Lateral epicondylalgia, or ‘Tennis elbow’ is a tendinopathy of the common extensor origin of the lateral elbow.
The main clinical symptoms are pain on resisted movements (particularly resisted third finger extension) and tenderness at the lateral epicondyle, with normal elbow range of motion. Diagnosis is based on the clinical features. Diagnostic imaging such as ultrasound, may be considered to rule out other causes of elbow pain or to establish the diagnosis of tennis elbow when in doubt.
DIAGNOSIS AND TREATMENT
As with other tendinopathies, pathology is complex and not fully understood. Similar to calcifying tendinitis of the shoulder, sudden overload may alter the structure of the tendons at the common extensor origin, leading to a degenerative process. However, calcifications are rare in tennis elbow. The involvement of neurogenic inflammation in Tennis elbow has also been suggested.

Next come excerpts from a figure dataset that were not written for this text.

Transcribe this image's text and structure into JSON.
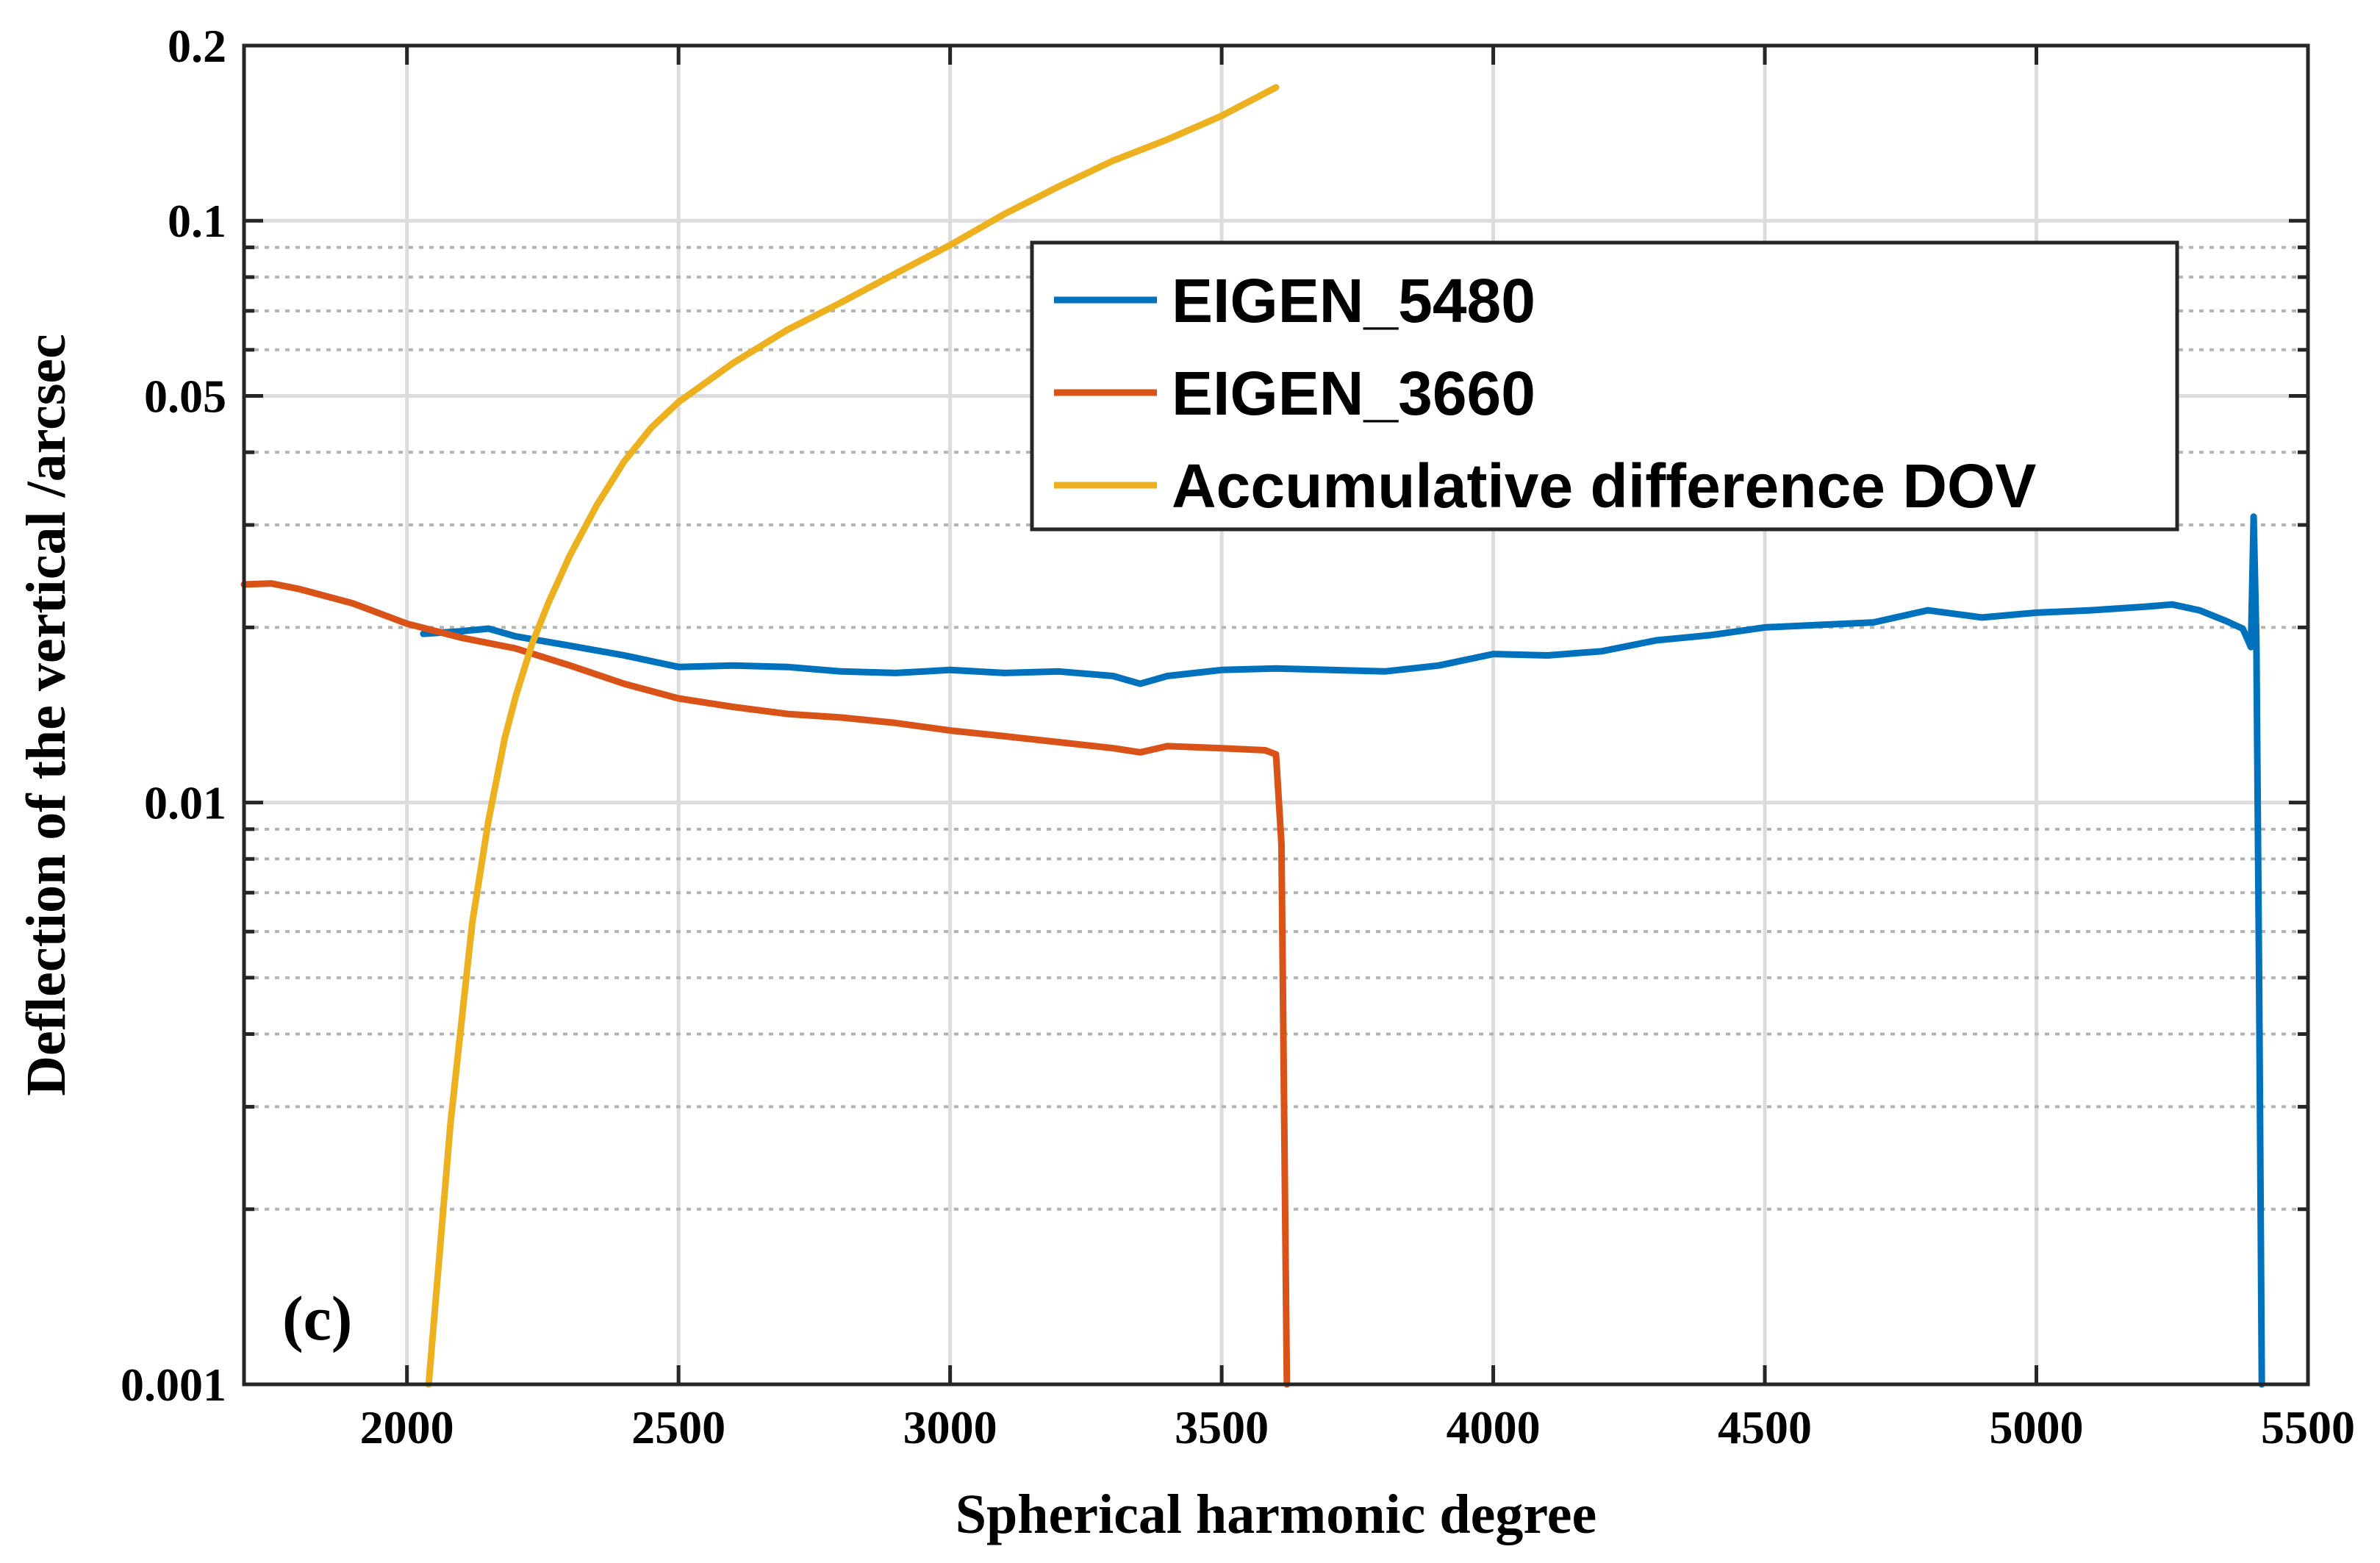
{
  "chart_data": {
    "type": "line",
    "xlabel": "Spherical harmonic degree",
    "ylabel": "Deflection of the vertical /arcsec",
    "yscale": "log",
    "xlim": [
      1700,
      5500
    ],
    "ylim": [
      0.001,
      0.2
    ],
    "xticks": [
      2000,
      2500,
      3000,
      3500,
      4000,
      4500,
      5000,
      5500
    ],
    "xtick_labels": [
      "2000",
      "2500",
      "3000",
      "3500",
      "4000",
      "4500",
      "5000",
      "5500"
    ],
    "yticks": [
      0.001,
      0.01,
      0.05,
      0.1,
      0.2
    ],
    "ytick_labels": [
      "0.001",
      "0.01",
      "0.05",
      "0.1",
      "0.2"
    ],
    "grid": true,
    "legend_position": "top-right",
    "annotation": "(c)",
    "series": [
      {
        "name": "EIGEN_5480",
        "color": "#0072BD",
        "x": [
          2030,
          2100,
          2150,
          2200,
          2300,
          2400,
          2500,
          2600,
          2700,
          2800,
          2900,
          3000,
          3100,
          3200,
          3300,
          3350,
          3400,
          3500,
          3600,
          3700,
          3800,
          3900,
          4000,
          4100,
          4200,
          4300,
          4400,
          4500,
          4600,
          4700,
          4800,
          4900,
          5000,
          5100,
          5200,
          5250,
          5300,
          5350,
          5380,
          5395,
          5400,
          5405,
          5410,
          5415
        ],
        "values": [
          0.0195,
          0.0197,
          0.0199,
          0.0193,
          0.0186,
          0.0179,
          0.0171,
          0.0172,
          0.0171,
          0.0168,
          0.0167,
          0.0169,
          0.0167,
          0.0168,
          0.0165,
          0.016,
          0.0165,
          0.0169,
          0.017,
          0.0169,
          0.0168,
          0.0172,
          0.018,
          0.0179,
          0.0182,
          0.019,
          0.0194,
          0.02,
          0.0202,
          0.0204,
          0.0214,
          0.0208,
          0.0212,
          0.0214,
          0.0217,
          0.0219,
          0.0214,
          0.0205,
          0.0199,
          0.0185,
          0.031,
          0.019,
          0.005,
          0.001
        ]
      },
      {
        "name": "EIGEN_3660",
        "color": "#D95319",
        "x": [
          1700,
          1750,
          1800,
          1900,
          2000,
          2100,
          2200,
          2300,
          2400,
          2500,
          2600,
          2700,
          2800,
          2900,
          3000,
          3100,
          3200,
          3300,
          3350,
          3400,
          3500,
          3580,
          3600,
          3610,
          3620
        ],
        "values": [
          0.0237,
          0.0238,
          0.0233,
          0.022,
          0.0203,
          0.0192,
          0.0184,
          0.0172,
          0.016,
          0.0151,
          0.0146,
          0.0142,
          0.014,
          0.0137,
          0.0133,
          0.013,
          0.0127,
          0.0124,
          0.0122,
          0.0125,
          0.0124,
          0.0123,
          0.0121,
          0.0085,
          0.001
        ]
      },
      {
        "name": "Accumulative difference DOV",
        "color": "#EDB120",
        "x": [
          2040,
          2080,
          2120,
          2150,
          2180,
          2200,
          2230,
          2260,
          2300,
          2350,
          2400,
          2450,
          2500,
          2600,
          2700,
          2800,
          2900,
          3000,
          3100,
          3200,
          3300,
          3400,
          3500,
          3600
        ],
        "values": [
          0.001,
          0.0028,
          0.0062,
          0.0093,
          0.0129,
          0.0152,
          0.0187,
          0.022,
          0.0266,
          0.0325,
          0.0386,
          0.0441,
          0.0488,
          0.0569,
          0.0649,
          0.0724,
          0.0812,
          0.0908,
          0.1027,
          0.1145,
          0.1268,
          0.1379,
          0.1515,
          0.1695
        ]
      }
    ]
  }
}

Approximately 40% of all tennis players report problems with their elbow, but only a quarter of them consider the symptoms to be disabling and severe. Interestingly, most patients do not play tennis. This is due to the fact that many tennis players have a weekly training routine that regularly loads the tendons and keeps them healthy. Rather, the injury usually occurs in people who have been sedentary for years and then overuse a previously underused and atrophied tendon by exercising at the gym, doing gardening, or even just carry heavy luggage. When the injury is caused by playing tennis it is the backhand stroke that leads to excessive loading of the tendons at the common extensor origin.
Eccentric (lengthening only) exercises have become the mainstay of rehabilitation programs. In most circumstances, cortisone injections should not be used. Cortisone injection leads to very good results in the short term (six weeks) but has been demonstrated to be harmful in the longer term (more than three months).